Braised cod and vegetables over smashed white beans
Soy-Free, Dairy-Free, Gluten-Free, Mediterranean, Lean & Clean, Diabetes-Friendly
30 – 45 Minutes
In this Mediterranean meal, fresh lemon, tomatoes, and Castelvetrano olives bring bright and briny notes to quick-braised cod.
In your bag
- Fish options:
- 2 wild cod fillets (about 6 ounces each)
- 2 wild Alaskan halibut fillets (about 6 ounces each)
- 1 organic small leek
- 1 or 2 cloves organic peeled fresh garlic
- 1 ounce pitted Castelvetrano olives
- ¼ pound organic grape or cherry tomatoes
- 1 organic lemon
- 4 or 5 sprigs organic fresh flat-leaf parsley
- ½ teaspoon red chile flakes (optional)
- 1 cup cooked white beans
Make It Leaner
To save 60 calories and 7 grams of fat per serving, use a nonstick frying pan when cooking the fish and omit the oil. Using half the olives will drop the total meal by 10 calories and 115 mg of sodium.

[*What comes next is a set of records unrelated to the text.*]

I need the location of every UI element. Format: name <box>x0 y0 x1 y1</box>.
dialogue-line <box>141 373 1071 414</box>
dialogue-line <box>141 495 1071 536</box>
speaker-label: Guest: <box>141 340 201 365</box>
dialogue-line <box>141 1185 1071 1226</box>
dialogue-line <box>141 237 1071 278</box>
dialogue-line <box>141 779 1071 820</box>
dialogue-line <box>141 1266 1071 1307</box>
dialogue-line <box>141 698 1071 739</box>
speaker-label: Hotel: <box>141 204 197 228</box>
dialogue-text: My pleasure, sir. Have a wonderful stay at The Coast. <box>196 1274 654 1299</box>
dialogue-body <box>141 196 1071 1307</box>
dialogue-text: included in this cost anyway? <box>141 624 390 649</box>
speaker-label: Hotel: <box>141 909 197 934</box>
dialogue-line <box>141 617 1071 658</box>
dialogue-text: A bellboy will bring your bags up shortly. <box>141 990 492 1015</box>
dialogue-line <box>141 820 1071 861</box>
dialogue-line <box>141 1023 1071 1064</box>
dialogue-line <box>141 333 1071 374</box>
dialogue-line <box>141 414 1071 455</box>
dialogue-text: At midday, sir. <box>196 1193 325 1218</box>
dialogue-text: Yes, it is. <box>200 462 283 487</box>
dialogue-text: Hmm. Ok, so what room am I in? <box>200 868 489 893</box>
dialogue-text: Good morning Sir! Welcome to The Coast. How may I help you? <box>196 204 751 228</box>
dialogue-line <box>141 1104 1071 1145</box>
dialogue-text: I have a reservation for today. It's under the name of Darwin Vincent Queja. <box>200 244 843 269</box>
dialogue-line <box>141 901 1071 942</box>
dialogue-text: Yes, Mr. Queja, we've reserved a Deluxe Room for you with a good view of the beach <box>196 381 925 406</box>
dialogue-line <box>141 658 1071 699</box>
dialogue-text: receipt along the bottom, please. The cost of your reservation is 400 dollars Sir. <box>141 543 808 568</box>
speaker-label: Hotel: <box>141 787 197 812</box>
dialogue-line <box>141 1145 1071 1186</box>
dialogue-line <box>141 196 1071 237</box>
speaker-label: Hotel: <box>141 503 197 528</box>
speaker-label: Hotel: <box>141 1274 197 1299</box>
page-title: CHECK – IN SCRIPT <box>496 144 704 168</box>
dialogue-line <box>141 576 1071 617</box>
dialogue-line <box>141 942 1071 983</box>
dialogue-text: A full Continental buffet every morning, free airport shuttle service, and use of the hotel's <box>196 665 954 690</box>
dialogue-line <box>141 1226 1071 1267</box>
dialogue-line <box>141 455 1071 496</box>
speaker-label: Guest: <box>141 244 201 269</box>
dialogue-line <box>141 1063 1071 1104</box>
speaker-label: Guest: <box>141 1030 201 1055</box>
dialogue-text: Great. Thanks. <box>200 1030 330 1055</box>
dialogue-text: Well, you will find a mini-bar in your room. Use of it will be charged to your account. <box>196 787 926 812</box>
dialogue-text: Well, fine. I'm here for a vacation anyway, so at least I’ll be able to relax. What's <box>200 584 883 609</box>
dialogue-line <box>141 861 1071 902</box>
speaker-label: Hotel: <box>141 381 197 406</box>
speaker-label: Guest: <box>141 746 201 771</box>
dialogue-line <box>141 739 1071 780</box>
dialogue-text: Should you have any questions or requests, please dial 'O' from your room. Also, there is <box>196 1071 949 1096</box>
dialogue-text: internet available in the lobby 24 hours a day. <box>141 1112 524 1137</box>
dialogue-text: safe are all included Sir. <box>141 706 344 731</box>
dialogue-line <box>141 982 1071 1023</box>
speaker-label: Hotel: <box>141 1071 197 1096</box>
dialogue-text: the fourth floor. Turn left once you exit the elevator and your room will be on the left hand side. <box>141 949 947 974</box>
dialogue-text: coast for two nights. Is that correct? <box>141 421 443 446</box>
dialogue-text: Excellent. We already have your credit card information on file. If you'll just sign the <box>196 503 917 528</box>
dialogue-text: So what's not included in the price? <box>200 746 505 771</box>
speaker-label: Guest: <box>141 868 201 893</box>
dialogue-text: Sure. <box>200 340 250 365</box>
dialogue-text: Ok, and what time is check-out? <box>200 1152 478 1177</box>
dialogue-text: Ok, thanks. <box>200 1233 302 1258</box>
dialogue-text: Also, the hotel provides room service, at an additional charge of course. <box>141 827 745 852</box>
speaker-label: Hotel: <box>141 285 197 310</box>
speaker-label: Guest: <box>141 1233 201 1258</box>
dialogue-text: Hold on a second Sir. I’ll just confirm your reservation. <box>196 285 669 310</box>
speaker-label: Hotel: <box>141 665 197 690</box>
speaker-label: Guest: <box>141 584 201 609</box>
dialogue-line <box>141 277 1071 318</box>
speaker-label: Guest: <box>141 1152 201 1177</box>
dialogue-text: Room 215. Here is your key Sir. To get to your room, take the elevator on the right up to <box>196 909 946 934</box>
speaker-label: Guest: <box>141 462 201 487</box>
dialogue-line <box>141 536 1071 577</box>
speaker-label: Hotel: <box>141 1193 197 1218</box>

Wild-caught Pacific cod is as good to eat as it is for building a more sustainable food system. Seafood Watch, a nonprofit committed to promoting socially responsible and sustainable seafood practices, rates it a “best choice.”
Calories: 380, Protein: 36g (72% DV), Fiber: 6g (24% DV), Total Fat: 17g (26% DV), Monounsaturated Fat: 10g, Polyunsaturated Fat: 2g, Saturated Fat: 2g (10% DV), Cholesterol: 80mg (27% DV), Sodium: 460mg (19% DV), Carbohydrates: 26g (9% DV), Total Sugars: 4g, Added Sugars: 0g (0% DV).
Sodium does not include pantry salt; for reference, ⅛ teaspoon kosher salt per serving averages 240mg (10% DV). Not a significant source of trans fat. Packed in a facility that handles all major food allergens* and gluten. *Milk, Eggs, Fish, Crustacean Shellfish, Tree Nuts, Peanuts, Wheat, Soybeans.